The federal bankruptcy law is designed to provide people going through a tough financial time with an opportunity for a fresh start.

To help you determine if you need a fresh start, you can use our Credit Card Debt Calculator to determine how long it will take to pay off your credit cards if you do nothing.

There are many reasons why people file for bankruptcy relief. Often, it is because of a loss of income due to losing a job or even just a decrease in income that prevents the person from paying all of their bills.

Another life event that may cause someone to file for bankruptcy relief is a medical emergency or prolonged illness that results in massive medical costs that are not covered by insurance. Even the death of a spouse can create a financial crisis where the only alternative is to file for bankruptcy protection. It could even be that someone has made very poor financial decisions in the past and have over-extended himself or herself to the point where it is now impossible to meet all of their financial obligations given their current income.

The bottom line is that people file for bankruptcy relief because some type of life event or circumstance has caused them to be unable to continue paying for their basic living expenses in addition to paying their bills.

The ultimate goal in filing for relief under either Chapter 7 or Chapter 13 bankruptcy is a discharge of your debts.

If you qualify to file for a Chapter 7 bankruptcy case, you will receive a complete discharge of most of, in not all, of your unsecured debts when the case is completed. This means that once the bankruptcy case is closed, you will no longer be legally responsible for the payment of the debts that are discharged through the bankruptcy case.

The automatic stay provisions of Section 362 of the U.S. Bankruptcy Code prevent creditors from attempting to collect any debt that is discharged through a Chapter 7 bankruptcy action. This includes collection actions, wage garnishments, judgments and seizure of property.

If you file a Chapter 13 you will create a 3 to 5 year repayment plan.  At the end of the successful competition of your plan your debts will be discharged.

The advantage of a Chapter 13 plan is that it may allow to keep your home or other property on which you are behind in payments or which are not covered by your exemptions.  You will also enjoy the protections of the automatic stay when you file a Chapter 13 bankruptcy.

The property a debtor can keep through the bankruptcy is determined by the specific exemptions available under state law. Bankruptcy Information allows you to search for state exemptions. In addition, residents of certain states are allowed to choose federal exemptions instead of state exemptions.

Before deciding upon the appropriate course of action you may wish to explore some alternatives to bankruptcy and review the frequently asked questions section of the site in order to gain a better understanding of the bankruptcy process.

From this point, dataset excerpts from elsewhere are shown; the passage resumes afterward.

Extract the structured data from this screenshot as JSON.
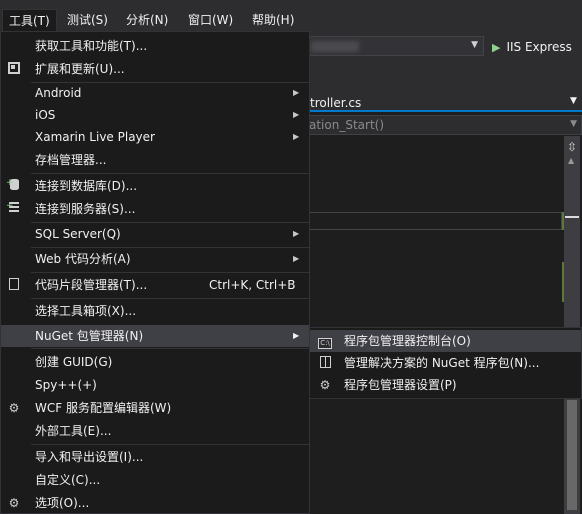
{
  "menubar": {
    "items": [
      "工具(T)",
      "测试(S)",
      "分析(N)",
      "窗口(W)",
      "帮助(H)"
    ]
  },
  "toolbar": {
    "run_label": "IIS Express"
  },
  "editor": {
    "tab_title": "troller.cs",
    "member_nav": "ation_Start()"
  },
  "tools_menu": {
    "items": [
      {
        "label": "获取工具和功能(T)..."
      },
      {
        "label": "扩展和更新(U)..."
      },
      {
        "label": "Android"
      },
      {
        "label": "iOS"
      },
      {
        "label": "Xamarin Live Player"
      },
      {
        "label": "存档管理器..."
      },
      {
        "label": "连接到数据库(D)..."
      },
      {
        "label": "连接到服务器(S)..."
      },
      {
        "label": "SQL Server(Q)"
      },
      {
        "label": "Web 代码分析(A)"
      },
      {
        "label": "代码片段管理器(T)...",
        "shortcut": "Ctrl+K, Ctrl+B"
      },
      {
        "label": "选择工具箱项(X)..."
      },
      {
        "label": "NuGet 包管理器(N)"
      },
      {
        "label": "创建 GUID(G)"
      },
      {
        "label": "Spy++(+)"
      },
      {
        "label": "WCF 服务配置编辑器(W)"
      },
      {
        "label": "外部工具(E)..."
      },
      {
        "label": "导入和导出设置(I)..."
      },
      {
        "label": "自定义(C)..."
      },
      {
        "label": "选项(O)..."
      }
    ]
  },
  "nuget_submenu": {
    "items": [
      {
        "label": "程序包管理器控制台(O)",
        "icon": "console-icon"
      },
      {
        "label": "管理解决方案的 NuGet 程序包(N)...",
        "icon": "package-icon"
      },
      {
        "label": "程序包管理器设置(P)",
        "icon": "gear-icon"
      }
    ]
  },
  "colors": {
    "menu_bg": "#1b1b1c",
    "hover_bg": "#3f3f46",
    "accent": "#007acc",
    "run_green": "#8dd28a"
  }
}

In a Chapter 7 bankruptcy you wipe out your debts and get a “Fresh Start”. Chapter 7 bankruptcy is a liquidation where the trustee collects all of your assets and sells any assets which are not exempt. (see Utah Exemptions) The trustee sells the assets and pays you, the debtor, any amount exempted. The net proceeds of the liquidation are then distributed to your creditors with a commission taken by the trustee overseeing the distribution.

Certain debts cannot be discharged in a Chapter 7 bankruptcy, such as alimony, child support, fraudulent debts, certain taxes, student loans, and certain items charged. (see Missouri Non-Dischargeable Debts). In most Chapter 7 cases, the debtor has large credit card debt and other unsecured bills and very few assets. In the vast majority of cases a Chapter 7  bankruptcy is able to completely eliminate all of these debts.

You may keep certain secured debts such as your car or your furniture or house by reaffirming those debts. To do so, you must sign a voluntary “Reaffirmation Agreement”. If you decide that you want to keep your house or your car or your furniture, and you reaffirm the debt, you cannot bankrupt (or wipe-out) that debt again for eight years. You will still owe that debt and you must continue to pay it just as you were obligated to continue to pay it before you filed bankruptcy. In order to reaffirm the debt, you must also bring it current. In other words, if you are three or four months behind, then you must pay the back payments which are due in order to reaffirm it. You can selectively reaffirm your debts – you can state that you wish to keep the house and the furniture, but that you want the car and the jewelry to go back to the respective Creditors.

Reaffirmation agreements can be set aside during the earlier of 60 days after the agreement is filed with the Court, or upon the Court’s issuance of an Order of Discharge.